Herik Hanna, Bruno Bessadi et Gaëtan Georges étaient présents à Angoulême : l’occasion de leur poser quelques questions sur cette nouvelle série des plus cools, qui inaugure (plutôt très bien) toute une collection de comics made in France chez l’éditeur Delcourt.
Herik Hanna (photo Chloé Vollmer-Lo) et Bruno Bessadi
Pouvez-vous vous présenter et nous raconter un peu votre parcours ?
Herik Hanna – Herik Hanna, scénariste de Bad Ass, j’ai commencé chez Delcourt grâce à David Chauvel qui m’a mis le pied à l’étrier. J’ai commencé avec L’Héritage du Kaiser qui appartenait à la collection du Casse, puis 7 Détectives pour la collection des 7, et Void 01 dans la série la Grande Evasion.
Bruno Bessadi – Je suis Bruno Bessadi, dessinateur de Bad Ass et avant ça j’ai dessiné la série Zorn et Dirna chez Soleil.
Gaëtan Georges – Moi je suis Gaëtan George, coloriste sur la série Bad Ass, j’ai commencé à travailler sur les 7 Naufragés, puis David Chauvel, le directeur de la collection, m’a donné la possibilité de faire Bad Ass.
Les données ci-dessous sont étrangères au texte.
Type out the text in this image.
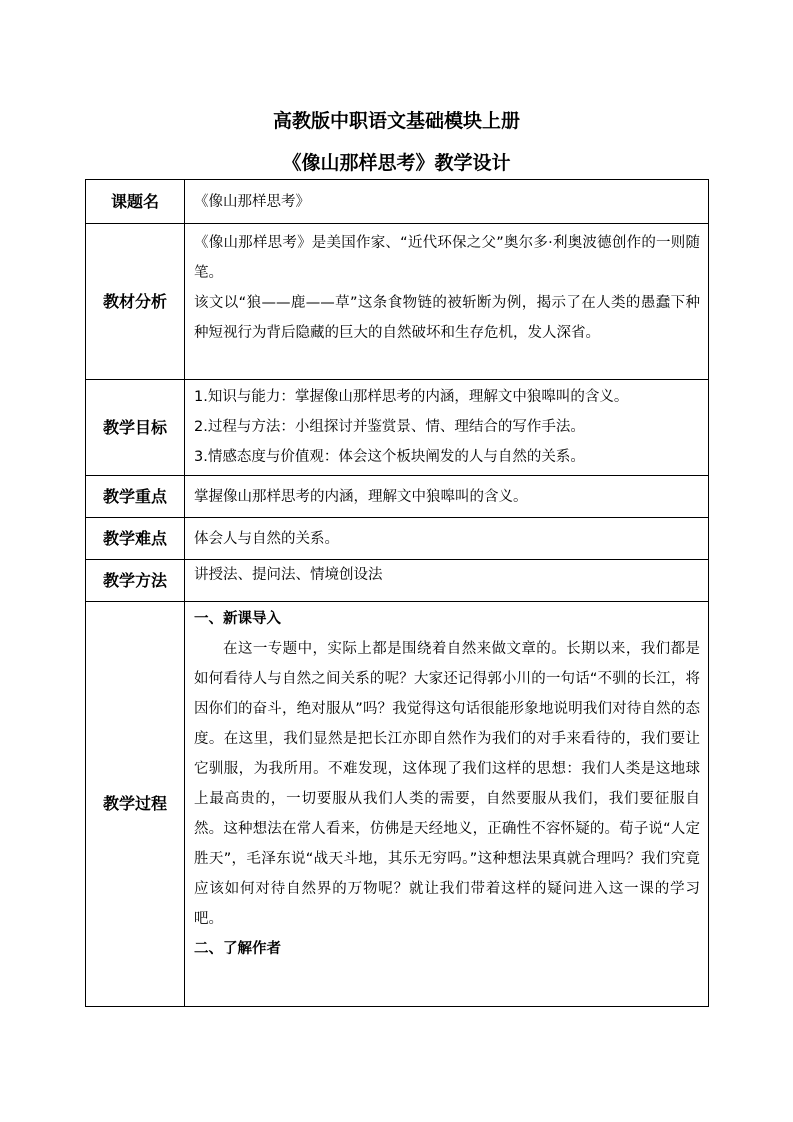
高教版中职语文基础模块上册
《像山那样思考》教学设计
课题名	《像山那样思考》
教材分析	《像山那样思考》是美国作家、“近代环保之父”奥尔多·利奥波德创作的一则随笔。

该文以“狼——鹿——草”这条食物链的被斩断为例，揭示了在人类的愚蠢下种种短视行为背后隐藏的巨大的自然破坏和生存危机，发人深省。

教学目标	1.知识与能力：掌握像山那样思考的内涵，理解文中狼嗥叫的含义。

2.过程与方法：小组探讨并鉴赏景、情、理结合的写作手法。

3.情感态度与价值观：体会这个板块阐发的人与自然的关系。

教学重点	掌握像山那样思考的内涵，理解文中狼嗥叫的含义。
教学难点	体会人与自然的关系。
教学方法	讲授法、提问法、情境创设法
教学过程	一、新课导入

在这一专题中，实际上都是围绕着自然来做文章的。长期以来，我们都是如何看待人与自然之间关系的呢？大家还记得郭小川的一句话“不驯的长江，将因你们的奋斗，绝对服从”吗？我觉得这句话很能形象地说明我们对待自然的态度。在这里，我们显然是把长江亦即自然作为我们的对手来看待的，我们要让它驯服，为我所用。不难发现，这体现了我们这样的思想：我们人类是这地球上最高贵的，一切要服从我们人类的需要，自然要服从我们，我们要征服自然。这种想法在常人看来，仿佛是天经地义，正确性不容怀疑的。荀子说“人定胜天”，毛泽东说“战天斗地，其乐无穷吗。”这种想法果真就合理吗？我们究竟应该如何对待自然界的万物呢？就让我们带着这样的疑问进入这一课的学习吧。

二、了解作者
Comment est née l’idée de cette série ?
Herik Hanna – C’est David Chauvel, qui connaissait mon amour du comics depuis de longues années, qui m’a dit que si un jour je voulais faire un truc de super-héros, et si c’était bon, Delcourt le publierait. Je lui ai dit que si je faisais quelque chose ça ne serait pas du super-héros mais du super-vilain parce que déjà j’avais envie de voir le côté obscur de la force ; on a appelé le truc Bad Ass et le titre est resté. Je n’avais pas de contrainte, liberté totale, donc j’ai juste ouvert les vannes du conditionnement du comics que j’avais eu dans mon enfance, adolescence et même aujourd’hui puisque je suis toujours lecteur de comics. Pas de restriction, pas de barrière, juste se faire plaisir.
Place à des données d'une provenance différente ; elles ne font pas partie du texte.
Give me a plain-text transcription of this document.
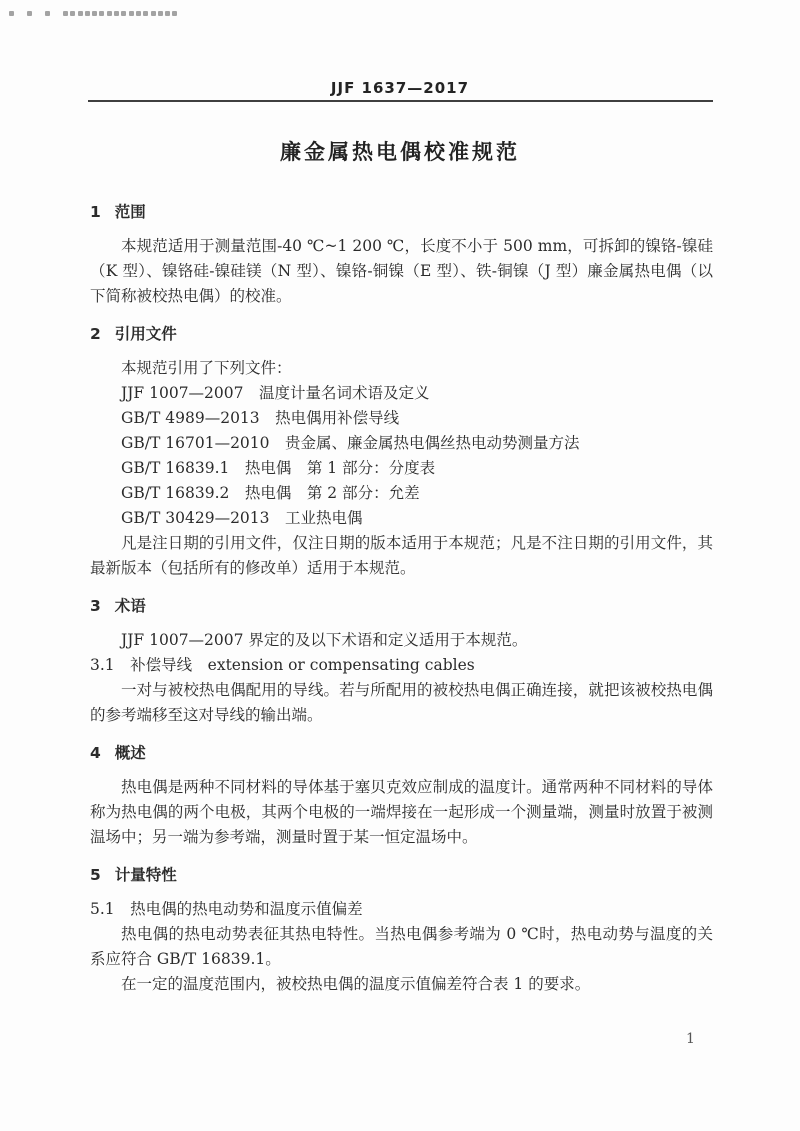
JJF 1637—2017
廉金属热电偶校准规范
1 范围

本规范适用于测量范围-40 ℃~1 200 ℃，长度不小于 500 mm，可拆卸的镍铬-镍硅（K 型）、镍铬硅-镍硅镁（N 型）、镍铬-铜镍（E 型）、铁-铜镍（J 型）廉金属热电偶（以下简称被校热电偶）的校准。

2 引用文件

本规范引用了下列文件：

JJF 1007—2007　温度计量名词术语及定义
GB/T 4989—2013　热电偶用补偿导线
GB/T 16701—2010　贵金属、廉金属热电偶丝热电动势测量方法
GB/T 16839.1　热电偶　第 1 部分：分度表
GB/T 16839.2　热电偶　第 2 部分：允差
GB/T 30429—2013　工业热电偶

凡是注日期的引用文件，仅注日期的版本适用于本规范；凡是不注日期的引用文件，其最新版本（包括所有的修改单）适用于本规范。

3 术语

JJF 1007—2007 界定的及以下术语和定义适用于本规范。

3.1　补偿导线　extension or compensating cables

一对与被校热电偶配用的导线。若与所配用的被校热电偶正确连接，就把该被校热电偶的参考端移至这对导线的输出端。

4 概述

热电偶是两种不同材料的导体基于塞贝克效应制成的温度计。通常两种不同材料的导体称为热电偶的两个电极，其两个电极的一端焊接在一起形成一个测量端，测量时放置于被测温场中；另一端为参考端，测量时置于某一恒定温场中。

5 计量特性

5.1　热电偶的热电动势和温度示值偏差

热电偶的热电动势表征其热电特性。当热电偶参考端为 0 ℃时，热电动势与温度的关系应符合 GB/T 16839.1。

在一定的温度范围内，被校热电偶的温度示值偏差符合表 1 的要求。

1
Comment vous êtes-vous rencontrés, tous les trois ?
Bruno Bessadi – Au commencement il y avait David Chauvel et Herik Hanna, qui ont fait ce qu’ils avaient à faire entre eux. C’est à dire que le scénario a été validé par les éditions Delcourt, et il leur manquait un dessinateur. Et, hasard bienveillant, j’ai eu la chance d’être choisi. J’ai été contacté par mail. Et toujours par mail nous avons contacté le talentueux Gaëtan Georges.
Gaëtan Georges – Moi c’est un de mes premiers projets. J’ai participé à une annonce pour réaliser les couleurs de 7 Naufragés, et David Chauvel m’a proposé de travailler sur Bad Ass. Au début Bruno était un peu réticent parce que j’étais jeune.
Bruno Bessadi – Pas parce que tu étais jeune, mais inexpérimenté.
Gaëtan Georges – Oui voilà, et finalement ça s’est bien passé, ça a été accepté et ensuite tout s’est enchaîné.
Justement, comment est-ce que vous avez travaillé ensemble sur la série ?
Herik Hanna – D’une manière très classique. À partir du scénario, Bruno fait un storyboard. Il est commenté par nous trois (Herik Hanna, Bruno Bessadi et David Chauvel), ensuite Bruno le retouche éventuellement puis passe au crayonné. Puis le crayonné est validé, et on passe à l’encrage. Et enfin, c’est transféré à Gaëtan qui apporte son talent ineffable à la chose.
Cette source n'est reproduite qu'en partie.